In a series of occasional blog posts, participants in our Mellon Scholars Internship and Workshop programs will introduce themselves, discuss their experiences at the Library Company, and share their goals for pursuing careers in the field of early African American history. This program is generously funded by the Andrew W. Mellon Foundation.
The Mellon Scholars Program just completed its fourth year offering a month-long internship transforming students’ passions for African American history into potential careers. This year, the internship ran from June 5 to June 30. The program operates within the walls of the Library Company of Philadelphia with the support of the Mellon Foundation and LCP’s Program in African American History. My name is Dr. Michael Dickinson, and I work as the program’s coordinator along with program director Dr. Erica Armstrong Dunbar. Together we work to help familiarize interns with the process of archival research, expand their knowledge of African American history, and give them the tools required to pursue academic careers.
From the inception of the Mellon Scholars Program, we have had the privilege of working with talented students enthusiastic to learn, and this year was no exception. We had two interns join us this year: Abi Bernard and Ashley Council. Abi is an undergraduate student at Cornell University, while Ashley is a master’s student at Morgan State University. These two bright students embarked on an extensive intellectual journey throughout the month. A portion of their time spent at LCP was dedicated to a transcription project. Abi and Ashley transcribed minutes for the Colored Conventions Project (CCP), an initiative housed at the University of Delaware under the guidance of UD professor Dr. Gabrielle Foreman. The project seeks to uncover and utilize the records of conventions held by African American activists throughout the nineteenth century in order to reveal historical black discourses and networks of activism. In addition to the transcriptions, the interns also searched LCP collections to catalogue the minutes held by the Library Company. Lastly, Abi and Ashley worked to search, label, and contextualize a number of LCP images related to the Colored Conventions. While providing students with invaluable transcription and research skills, the tasks also exposed the interns to historical debates among black activists.

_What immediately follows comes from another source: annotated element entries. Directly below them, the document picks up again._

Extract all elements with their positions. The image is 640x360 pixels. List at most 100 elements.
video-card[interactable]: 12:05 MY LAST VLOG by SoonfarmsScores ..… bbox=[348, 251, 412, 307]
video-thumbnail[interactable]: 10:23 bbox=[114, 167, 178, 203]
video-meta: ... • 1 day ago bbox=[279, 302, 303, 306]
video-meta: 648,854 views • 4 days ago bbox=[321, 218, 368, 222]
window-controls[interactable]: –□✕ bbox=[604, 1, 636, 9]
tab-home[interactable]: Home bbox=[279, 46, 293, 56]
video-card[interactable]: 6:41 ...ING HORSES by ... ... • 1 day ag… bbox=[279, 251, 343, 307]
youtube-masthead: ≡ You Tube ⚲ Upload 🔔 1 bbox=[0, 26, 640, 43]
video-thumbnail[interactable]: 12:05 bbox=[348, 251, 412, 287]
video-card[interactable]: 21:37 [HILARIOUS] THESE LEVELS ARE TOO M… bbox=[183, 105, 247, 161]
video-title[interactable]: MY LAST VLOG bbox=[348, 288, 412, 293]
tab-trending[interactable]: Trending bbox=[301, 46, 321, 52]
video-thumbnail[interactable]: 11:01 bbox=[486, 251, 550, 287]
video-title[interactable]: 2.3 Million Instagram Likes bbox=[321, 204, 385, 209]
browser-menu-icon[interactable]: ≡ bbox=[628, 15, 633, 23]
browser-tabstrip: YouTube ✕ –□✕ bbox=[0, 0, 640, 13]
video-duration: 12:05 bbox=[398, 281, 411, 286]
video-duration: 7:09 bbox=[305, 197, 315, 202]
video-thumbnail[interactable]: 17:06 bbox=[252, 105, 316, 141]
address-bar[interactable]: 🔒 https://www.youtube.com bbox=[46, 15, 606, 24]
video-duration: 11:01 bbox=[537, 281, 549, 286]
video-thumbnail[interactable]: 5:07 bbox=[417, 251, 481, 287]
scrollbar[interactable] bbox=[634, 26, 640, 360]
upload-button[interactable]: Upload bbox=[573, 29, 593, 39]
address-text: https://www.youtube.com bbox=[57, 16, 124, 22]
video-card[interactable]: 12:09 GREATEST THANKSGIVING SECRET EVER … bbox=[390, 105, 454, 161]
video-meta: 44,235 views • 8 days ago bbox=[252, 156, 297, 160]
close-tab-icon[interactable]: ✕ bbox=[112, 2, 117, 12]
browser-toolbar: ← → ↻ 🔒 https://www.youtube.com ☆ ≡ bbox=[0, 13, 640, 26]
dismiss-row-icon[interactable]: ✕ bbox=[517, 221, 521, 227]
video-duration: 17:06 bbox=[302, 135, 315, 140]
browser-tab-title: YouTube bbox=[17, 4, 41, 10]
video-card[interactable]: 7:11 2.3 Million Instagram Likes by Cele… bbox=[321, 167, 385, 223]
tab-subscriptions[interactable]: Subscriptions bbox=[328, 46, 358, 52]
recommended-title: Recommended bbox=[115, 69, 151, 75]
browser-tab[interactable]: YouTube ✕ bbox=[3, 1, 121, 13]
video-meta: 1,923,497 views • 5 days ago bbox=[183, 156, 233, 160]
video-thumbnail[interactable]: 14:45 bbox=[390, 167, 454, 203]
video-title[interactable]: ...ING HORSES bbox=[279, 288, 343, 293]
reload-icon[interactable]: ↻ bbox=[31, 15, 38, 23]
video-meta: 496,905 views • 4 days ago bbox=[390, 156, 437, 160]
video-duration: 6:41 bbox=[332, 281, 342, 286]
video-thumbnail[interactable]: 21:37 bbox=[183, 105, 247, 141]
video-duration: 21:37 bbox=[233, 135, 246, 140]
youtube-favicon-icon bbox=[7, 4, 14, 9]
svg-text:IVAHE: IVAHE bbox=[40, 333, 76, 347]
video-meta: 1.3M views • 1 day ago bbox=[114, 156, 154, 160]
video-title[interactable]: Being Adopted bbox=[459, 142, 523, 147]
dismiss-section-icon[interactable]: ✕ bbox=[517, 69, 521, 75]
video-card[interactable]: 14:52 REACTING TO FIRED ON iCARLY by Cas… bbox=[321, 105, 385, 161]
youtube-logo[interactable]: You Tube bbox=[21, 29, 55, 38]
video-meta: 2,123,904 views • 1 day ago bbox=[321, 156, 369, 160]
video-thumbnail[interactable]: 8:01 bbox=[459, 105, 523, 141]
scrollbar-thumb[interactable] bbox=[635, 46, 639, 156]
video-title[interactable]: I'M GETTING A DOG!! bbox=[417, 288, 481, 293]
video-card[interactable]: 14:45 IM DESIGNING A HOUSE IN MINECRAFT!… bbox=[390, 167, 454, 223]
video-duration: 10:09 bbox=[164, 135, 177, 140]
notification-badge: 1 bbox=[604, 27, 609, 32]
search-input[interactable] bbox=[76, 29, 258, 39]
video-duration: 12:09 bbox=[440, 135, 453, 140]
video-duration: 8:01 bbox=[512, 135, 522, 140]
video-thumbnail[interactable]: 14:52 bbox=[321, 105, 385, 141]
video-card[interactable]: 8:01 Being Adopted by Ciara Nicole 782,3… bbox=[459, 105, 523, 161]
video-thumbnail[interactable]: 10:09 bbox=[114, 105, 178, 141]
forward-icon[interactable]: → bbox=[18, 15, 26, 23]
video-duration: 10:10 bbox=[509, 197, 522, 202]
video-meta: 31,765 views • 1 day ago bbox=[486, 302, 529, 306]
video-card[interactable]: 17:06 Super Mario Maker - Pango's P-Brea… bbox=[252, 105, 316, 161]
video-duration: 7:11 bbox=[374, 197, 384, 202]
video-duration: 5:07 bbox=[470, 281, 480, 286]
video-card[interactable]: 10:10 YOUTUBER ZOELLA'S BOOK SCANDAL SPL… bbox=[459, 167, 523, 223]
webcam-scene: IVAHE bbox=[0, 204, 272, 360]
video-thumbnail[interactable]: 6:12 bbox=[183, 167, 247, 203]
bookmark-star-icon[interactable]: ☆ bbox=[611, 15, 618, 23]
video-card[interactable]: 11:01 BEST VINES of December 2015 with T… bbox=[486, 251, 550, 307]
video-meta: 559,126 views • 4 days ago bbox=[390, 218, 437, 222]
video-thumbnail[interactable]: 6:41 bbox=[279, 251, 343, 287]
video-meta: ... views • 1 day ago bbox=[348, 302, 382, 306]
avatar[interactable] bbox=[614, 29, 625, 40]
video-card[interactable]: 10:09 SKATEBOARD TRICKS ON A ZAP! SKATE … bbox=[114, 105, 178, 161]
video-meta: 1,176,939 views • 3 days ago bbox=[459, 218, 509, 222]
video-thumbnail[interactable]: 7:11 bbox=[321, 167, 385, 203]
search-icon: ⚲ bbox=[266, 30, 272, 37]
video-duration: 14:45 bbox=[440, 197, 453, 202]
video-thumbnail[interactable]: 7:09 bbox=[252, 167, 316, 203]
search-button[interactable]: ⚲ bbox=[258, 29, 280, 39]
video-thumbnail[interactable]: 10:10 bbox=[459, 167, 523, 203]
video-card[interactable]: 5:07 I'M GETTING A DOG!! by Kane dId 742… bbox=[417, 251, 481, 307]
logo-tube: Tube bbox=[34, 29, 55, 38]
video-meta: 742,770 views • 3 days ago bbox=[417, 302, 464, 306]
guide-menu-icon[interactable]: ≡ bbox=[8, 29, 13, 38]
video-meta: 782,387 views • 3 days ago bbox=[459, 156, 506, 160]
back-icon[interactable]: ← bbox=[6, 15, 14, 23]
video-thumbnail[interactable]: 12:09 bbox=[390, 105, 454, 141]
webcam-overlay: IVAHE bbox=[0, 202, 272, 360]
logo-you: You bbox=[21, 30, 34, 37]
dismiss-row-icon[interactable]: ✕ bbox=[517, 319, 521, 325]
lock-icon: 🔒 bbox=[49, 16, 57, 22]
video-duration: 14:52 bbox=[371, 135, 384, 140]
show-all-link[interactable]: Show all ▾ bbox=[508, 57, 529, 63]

In addition to their work with CCP, the two interns devoted substantial effort into producing individual research projects germane to their personal interests. Abi, who was born in Haiti, entered the program desiring to learn more about early African American activism and the Haitian Revolution. Her project combined these two interests. Abi’s research topic examined how black activists in the urban North envisioned migration to Haiti in the nineteenth century. Ashley arrived with an interest in studying black women’s struggles to negotiate lived realities of sexual violence and oppression. Her work in the LCP archives revealed the understudied story of Alice Clifton, an enslaved woman in Philadelphia who suffered sexual exploitation and unspeakable horrors. Ashley’s project used Clifton’s story as a window into the racial and gendered burdens of enslavement and oppression. In pursuing the two topics, the interns each worked to produce a final paper suitable for use as a graduate school application writing sample. Moreover, their projects culminated in a formal colloquium held on the final day of the program where the students presented their research findings and received feedback from the audience. Both Abi and Ashley produced deeply impressive projects using the rich archival materials held at the Library Company. I would like to thank the staff, especially Clare Lowry, Connie King, Dr. Michael Barsanti, Charlene Knight, and all of the LCP staff for their help throughout the internship. But most importantly, I thank these wonderful Mellon Scholars for making me, Dr. Dunbar, and the Mellon Scholars Program so proud!